A Lyon le week-end dernier, Libération a organisé son cinquième forum citoyen, consacré à un état des lieux du monde, vingt ans après la chute du mur de Berlin. De nombreuses personnalités étaient réunies pour débattre. Voici le compte-rendu des quelques séances auxquelles j’ai pu assister.

3ème journée : où l’on parle de géopolitique.

« Quelle paix pour le Moyen-Orient ? » avec Antoine Sfeir (directeur des « Cahiers de l’Orient ») et Robert Malley (ancien conseiller de Clinton, spécialiste du Moyen-Orient).

Les questions du journaliste-modérateur ont davantage rythmé la discussion que lors des précédents débats.
1ère grande question abordée : pour le conflit israélo-palestinien, une solution des 2 Etats est-elle encore imaginable ? Pour Robert Malley, la situation est paradoxale : jamais le consensus n’a été aussi fort sur cette solution, jamais on ne semble s’en être autant éloigné sur le terrain et dans les mentalités des acteurs concernés. Antoine Sfeir rappelle que rien que cette solution serait vécue comme une frustration dans le monde arabe, puisqu’elle consacre le partage de la terre de Palestine. L’Etat palestinien a selon lui une « obligation morale de voir le jour », d’autant que contrairement aux idées reçues, ce conflit n’est pas essentiellement religieux, mais bien national et territorial.
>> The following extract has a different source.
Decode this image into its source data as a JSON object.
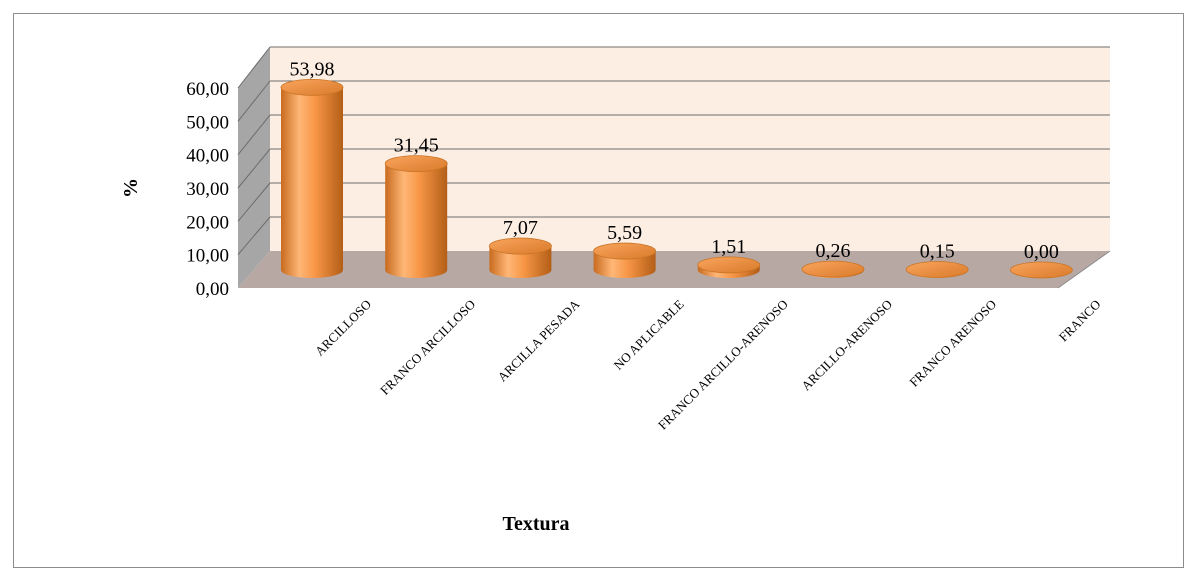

Robert Malley ajoute que le retour des USA a restauré son autorité morale, mais que Barack Obama a sans doute commis une erreur en se focalisant sur la question du gel des colonies, très difficile à avaler pour tout gouvernement israélien, même travailliste. Selon lui, il faut aller de l’avant sur les questions les plus cruciales : les nouvelles frontières décidées règleront le problème d’elles-mêmes (il rappelle à ce sujet que 80% des colons sont concentrés dans 20% des colonies). Pour lui, une négociation ne pourra pas éviter de prendre en compte les plus durs de chaque côté, à savoir le Hamas et la droite radicale. Antoine Sfeir explique que le préalable à la réussite d’une négociation réside dans le règlement de problèmes politiques dans chaque « camp » : en Israël, la proportionnelle intégrale rend fragile tout gouvernment ; en Palestine, des élections doivent trancher les légitimités du Fatah en Cisjordanie et du Hamas à Gaza, qui s’affrontent.
2nde grande question : la volonté d’Israël de relier le dossier iranien aux concessions israéliennes. Pour Robert Malley, ce lien n’a guère de sens. La diabolisation de l’Iran lui semble être une erreur, dans la mesure où cela polarise les conflits sur des bases confessionnelles. Le problème iranien est politique, et doit être traité politiquement, autrement que par des sanctions absurdes qui pénalisent tous les Iraniens à l’exception… des dirigeants ! Sfeir est plus radical encore, bien qu’il soit peu suspect de complaisance envers le pouvoir iranien. Selon lui, faire de l’Iran un adversaire au lieu d’un allié est une erreur magistrale. La diabolisation de l’Iran, comme celle de Nasser en son temps, se conjugue à une alliance avec l’Arabie Saoudite, qui a exporté et exporte toujours une doctrine religieuse parmi les plus fondamentalistes et rétrogrades du sunnisme (le wahhabisme). Or, alors que les sunnites sont figés dans leur dogme, dans le chiisme les portes de l’interprétation (l’Ijtihad) ne sont pas fermées. En réalité, dit-il, les Iraniens ont peur (d’où les gesticulations autour la bombe) : chiites en grande majorité, ils sont géographiquement au milieu d’une marée de sunnites, d’ouzbeks, de tadjiks… Enfin, ajoute-t-il, la jeunesse iranienne est attirée par l’Occident, il ne faudrait pas la retourner contre nous en diabolisant ce peuple.
– De nombreuses autres questions ont été abordées. Parmi elles, le rôle des puissances occidentales dans le règlement du conflit israélo-palestinien. En ce qui concerne les USA, Robert Malley rappelle qu’ils peuvent « mettre la pression » mais pas imposer une solution : celle-ci ne viendra que s’il y a évolution politique des acteurs israéliens et palestiniens, si ceux-ci se convainquent eux-mêmes. Antoine Sfeir exhorte l’Union Européenne à se situer un cran au-dessus de la « diplomatie du chéquier », et s’attacher à construire une architecture de la sécurité. Cela la changera du rôle complètement passif qu’elle a joué face à l’administration Bush, alors même que les diplomates n’en pensaient pas moins.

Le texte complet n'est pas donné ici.